Some of these notes are even concealed within the covers of the texts.

"They are family secrets, rulings, but also sometimes indications that enable 'the keeper of the secret' to find hidden manuscripts again," said his wife Hawa, now a refugee with her children in a working class district of the capital, Bamako.

"Today, nobody will tell you where he has hidden manuscripts", the 45-year-old added in a gentle voice.

"If families had agreed, like the ministry and aid donors wanted, to put the manuscripts at the disposal of the Ahmed Baba Center, they would all be lost."

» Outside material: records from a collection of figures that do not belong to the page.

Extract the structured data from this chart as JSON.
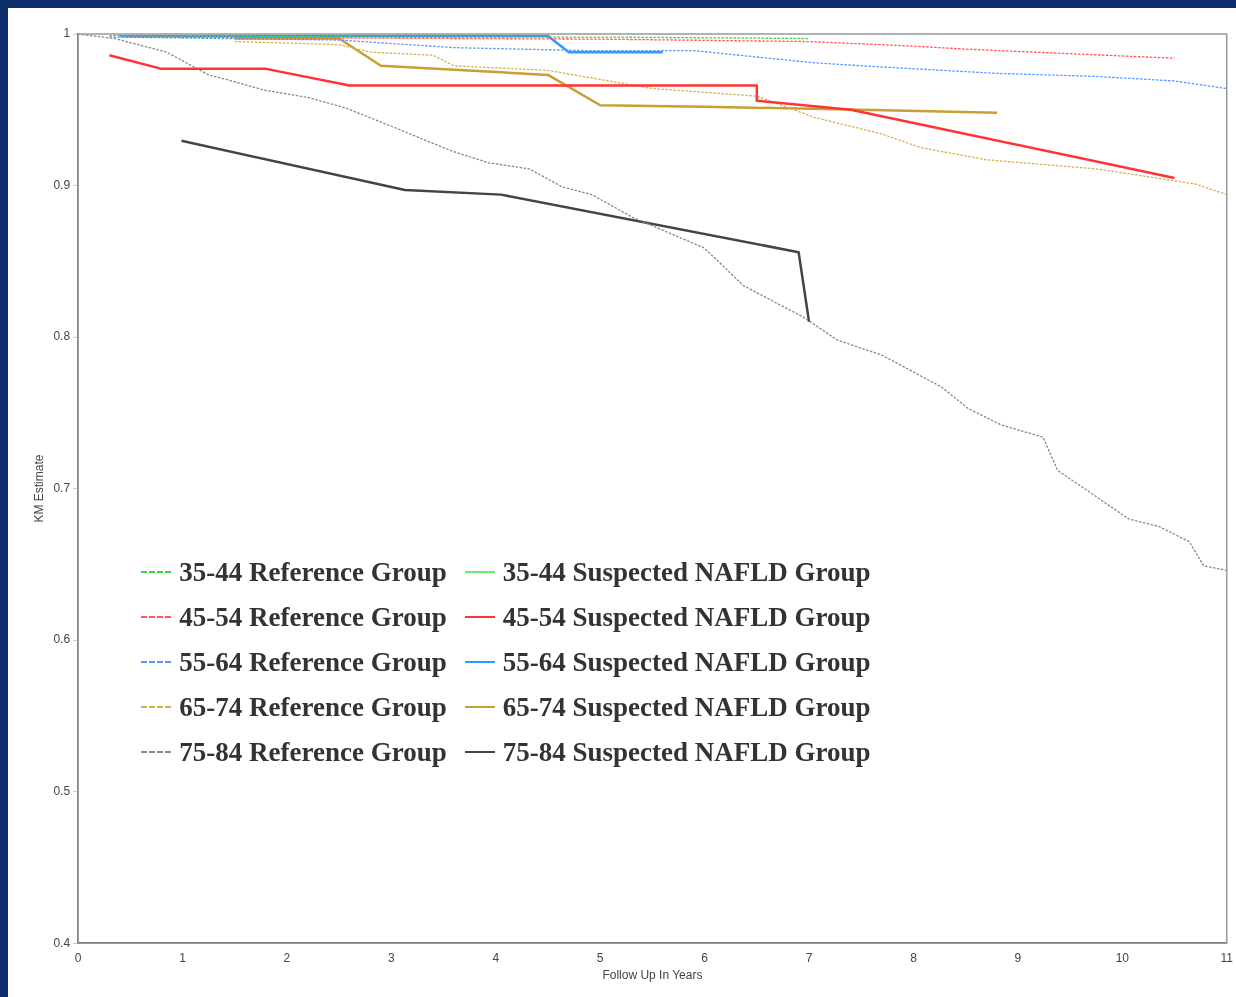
{
  "chart_data": {
    "type": "line",
    "xlabel": "Follow Up In Years",
    "ylabel": "KM Estimate",
    "xlim": [
      0,
      11
    ],
    "xticks": [
      0,
      1,
      2,
      3,
      4,
      5,
      6,
      7,
      8,
      9,
      10,
      11
    ],
    "ylim": [
      0.4,
      1
    ],
    "yticks": [
      0.4,
      0.5,
      0.6,
      0.7,
      0.8,
      0.9,
      1
    ],
    "grid": false,
    "legend": "center left",
    "marker": "none",
    "series": [
      {
        "name": "35-44 Reference Group",
        "color": "#33dd33",
        "line_style": "dashed",
        "x": [
          0.3,
          3,
          5,
          7
        ],
        "values": [
          0.999,
          0.998,
          0.998,
          0.997
        ]
      },
      {
        "name": "35-44 Suspected NAFLD Group",
        "color": "#66ee66",
        "line_style": "solid"
      },
      {
        "name": "45-54 Reference Group",
        "color": "#ff5555",
        "line_style": "dashed",
        "x": [
          0.5,
          5,
          7,
          8,
          8.5,
          9.5,
          10.5
        ],
        "values": [
          0.998,
          0.9966,
          0.995,
          0.992,
          0.99,
          0.987,
          0.984
        ]
      },
      {
        "name": "45-54 Suspected NAFLD Group",
        "color": "#ff3333",
        "line_style": "solid",
        "x": [
          0.3,
          0.8,
          1.8,
          2.6,
          6.5,
          6.5,
          7.4,
          10.5
        ],
        "values": [
          0.986,
          0.977,
          0.977,
          0.966,
          0.966,
          0.956,
          0.95,
          0.905
        ]
      },
      {
        "name": "55-64 Reference Group",
        "color": "#5599ff",
        "line_style": "dashed",
        "x": [
          0.3,
          2.5,
          3.6,
          4.9,
          5.9,
          7.05,
          7.5,
          8.8,
          9.75,
          10.5,
          11
        ],
        "values": [
          0.998,
          0.996,
          0.991,
          0.989,
          0.989,
          0.981,
          0.979,
          0.974,
          0.972,
          0.969,
          0.964
        ]
      },
      {
        "name": "55-64 Suspected NAFLD Group",
        "color": "#3399ff",
        "line_style": "solid",
        "x": [
          0.4,
          4.5,
          4.7,
          5.6
        ],
        "values": [
          0.9987,
          0.9987,
          0.988,
          0.988
        ]
      },
      {
        "name": "65-74 Reference Group",
        "color": "#d4b04a",
        "line_style": "dashed",
        "x": [
          1.5,
          2.5,
          2.8,
          3.4,
          3.6,
          4.5,
          5,
          5.5,
          5.9,
          6.5,
          7.05,
          7.7,
          8.07,
          8.7,
          9.75,
          10.7,
          11
        ],
        "values": [
          0.995,
          0.993,
          0.988,
          0.986,
          0.979,
          0.976,
          0.97,
          0.964,
          0.962,
          0.959,
          0.945,
          0.934,
          0.925,
          0.917,
          0.911,
          0.901,
          0.894
        ]
      },
      {
        "name": "65-74 Suspected NAFLD Group",
        "color": "#c8a032",
        "line_style": "solid",
        "x": [
          1.5,
          2.5,
          2.9,
          4.5,
          5,
          6,
          7.5,
          8.8
        ],
        "values": [
          0.997,
          0.997,
          0.979,
          0.973,
          0.953,
          0.952,
          0.95,
          0.948
        ]
      },
      {
        "name": "75-84 Reference Group",
        "color": "#888888",
        "line_style": "dashed",
        "x": [
          0,
          0.35,
          0.85,
          1.25,
          1.42,
          1.78,
          2.21,
          2.57,
          3.04,
          3.57,
          3.93,
          4.32,
          4.64,
          4.92,
          5.31,
          5.99,
          6.13,
          6.37,
          6.95,
          7.27,
          7.7,
          8.27,
          8.52,
          8.84,
          9.24,
          9.38,
          9.7,
          10.06,
          10.35,
          10.64,
          10.78,
          11
        ],
        "values": [
          1,
          0.997,
          0.988,
          0.973,
          0.97,
          0.963,
          0.958,
          0.951,
          0.938,
          0.923,
          0.915,
          0.911,
          0.899,
          0.894,
          0.879,
          0.859,
          0.85,
          0.834,
          0.813,
          0.798,
          0.788,
          0.767,
          0.753,
          0.742,
          0.734,
          0.712,
          0.697,
          0.68,
          0.675,
          0.665,
          0.649,
          0.646
        ]
      },
      {
        "name": "75-84 Suspected NAFLD Group",
        "color": "#444444",
        "line_style": "solid",
        "x": [
          0.99,
          3.13,
          4.05,
          6.9,
          7.0
        ],
        "values": [
          0.9295,
          0.897,
          0.894,
          0.856,
          0.81
        ]
      }
    ]
  }
}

"We're back in the time of secrecy," her husband said. "When I decided to create this library, a part of the family said 'No, it's dangerous.' But as a historian, I felt they should be displayed. Alas, now I ask myself if my family wasn't right."

Funds alone will not save the manuscripts from being destroyed or trafficked abroad in the future and sold, said al-Quti, who was skeptical of the U.N. action plan. "UNESCO should rethink its heritage policy."

"It's not just money that is needed. UNESCO should directly involve the librarians and define a legal, administrative and security framework. If they don't do that, they will fail again," he warned.

In the meantime, al-Quti will keep the location of his manuscripts secret. "For five centuries our library has faced upheavals. We're in no hurry."